JUPITER ISLAND, FL—Ending months of speculation and rumors, golf star Tiger Woods and Olympic skier Lindsey Vonn announced on their personal Facebook pages Monday that they are an ordinary couple into incredibly perverse, bizarre, and degrading sexual acts.
“We’re reserved, consenting adults just like your loved ones, enjoying quiet evenings on the couch, fisting drunk skanks we picked up at a bar,” said Woods, adding that their relationship had evolved quite normally from being close friends to sharing every bodily fluid. “Lindsey and I do a lot of typical stuff like watching sunsets, cooking dinner together, or she’ll strap on a dildo and ream my ass like crazy.”
“Anyway, we appreciate that you respect our privacy,” continued Woods.
Woods expressed hope that the announcement would limit public scrutiny and prevent intrusion into their mundane personal affairs, such as soliciting prostitutes for gangbangs.
“At the end of the day, Lindsey and I just want to be left alone with four or five hookers, my buddy Kurt, a couple frat boys, and our favorite cameraman,” said the 14-time major winner. “We don’t want the press always interfering in our sordid sex lives.”
“I hate getting hounded by paparazzi every time my girlfriend and I are out and about trying to innocently invite a few lactating pregnant women to our weekly orgy,” added Woods.

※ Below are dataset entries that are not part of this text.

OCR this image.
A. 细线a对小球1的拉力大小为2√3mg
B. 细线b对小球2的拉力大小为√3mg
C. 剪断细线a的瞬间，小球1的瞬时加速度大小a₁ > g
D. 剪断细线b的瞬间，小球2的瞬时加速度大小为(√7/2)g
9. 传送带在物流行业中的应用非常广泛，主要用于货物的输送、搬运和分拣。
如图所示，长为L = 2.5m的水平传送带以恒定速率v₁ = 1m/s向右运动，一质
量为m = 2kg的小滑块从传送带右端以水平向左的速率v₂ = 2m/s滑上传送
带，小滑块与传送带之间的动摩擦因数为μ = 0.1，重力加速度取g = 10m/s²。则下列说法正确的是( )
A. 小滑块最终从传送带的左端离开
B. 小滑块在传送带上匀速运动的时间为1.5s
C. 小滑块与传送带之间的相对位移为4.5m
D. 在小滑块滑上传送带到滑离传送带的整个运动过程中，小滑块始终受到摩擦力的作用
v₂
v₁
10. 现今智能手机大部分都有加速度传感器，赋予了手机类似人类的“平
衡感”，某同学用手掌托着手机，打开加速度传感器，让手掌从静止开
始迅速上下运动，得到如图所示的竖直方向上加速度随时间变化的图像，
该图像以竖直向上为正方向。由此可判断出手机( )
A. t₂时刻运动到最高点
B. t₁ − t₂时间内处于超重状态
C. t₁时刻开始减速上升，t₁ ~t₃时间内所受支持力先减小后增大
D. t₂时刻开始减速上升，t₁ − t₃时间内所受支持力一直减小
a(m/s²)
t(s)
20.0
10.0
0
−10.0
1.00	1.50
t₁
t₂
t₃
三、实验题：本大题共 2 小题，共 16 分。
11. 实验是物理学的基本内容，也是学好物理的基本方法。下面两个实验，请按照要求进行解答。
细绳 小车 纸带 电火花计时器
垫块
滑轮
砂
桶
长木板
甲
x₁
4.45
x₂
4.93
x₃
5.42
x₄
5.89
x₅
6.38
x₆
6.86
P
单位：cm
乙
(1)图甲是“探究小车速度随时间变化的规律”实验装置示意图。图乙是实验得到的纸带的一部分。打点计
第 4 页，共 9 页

Vonn reportedly posted a similar statement on the social networking site, confirming that the couple often spends run-of-the-mill afternoons at the mall, shopping or sneaking into the men’s restroom and fucking against a urinal.
Admitting that their relationship was very conventional, Vonn also revealed that Woods was charming, sensitive, and a regular guy who constantly surprises her with thoughtful gifts such as brand-new stainless-steel anal beads and high-end nipple clamps.
“Tiger is an old-fashioned gentleman and a sweetheart who really knows how to treat a lady,” said Vonn. “Sometimes I look over and he’s just so enthusiastic about eating out a cocktail waitress we just met.”
“But, like most couples, we usually just hang out and cuddle in the sex swing and watch some porn,” added Vonn, describing her ideal evening at home. “And, you know, just fuck and fuck and fuck for hours.”
At press time, sources close to Woods confirmed that the winner of 76 PGA tour events was enamored with Vonn and had mentioned on numerous occasions that every time he looks at her face he just wants to see it covered in cum.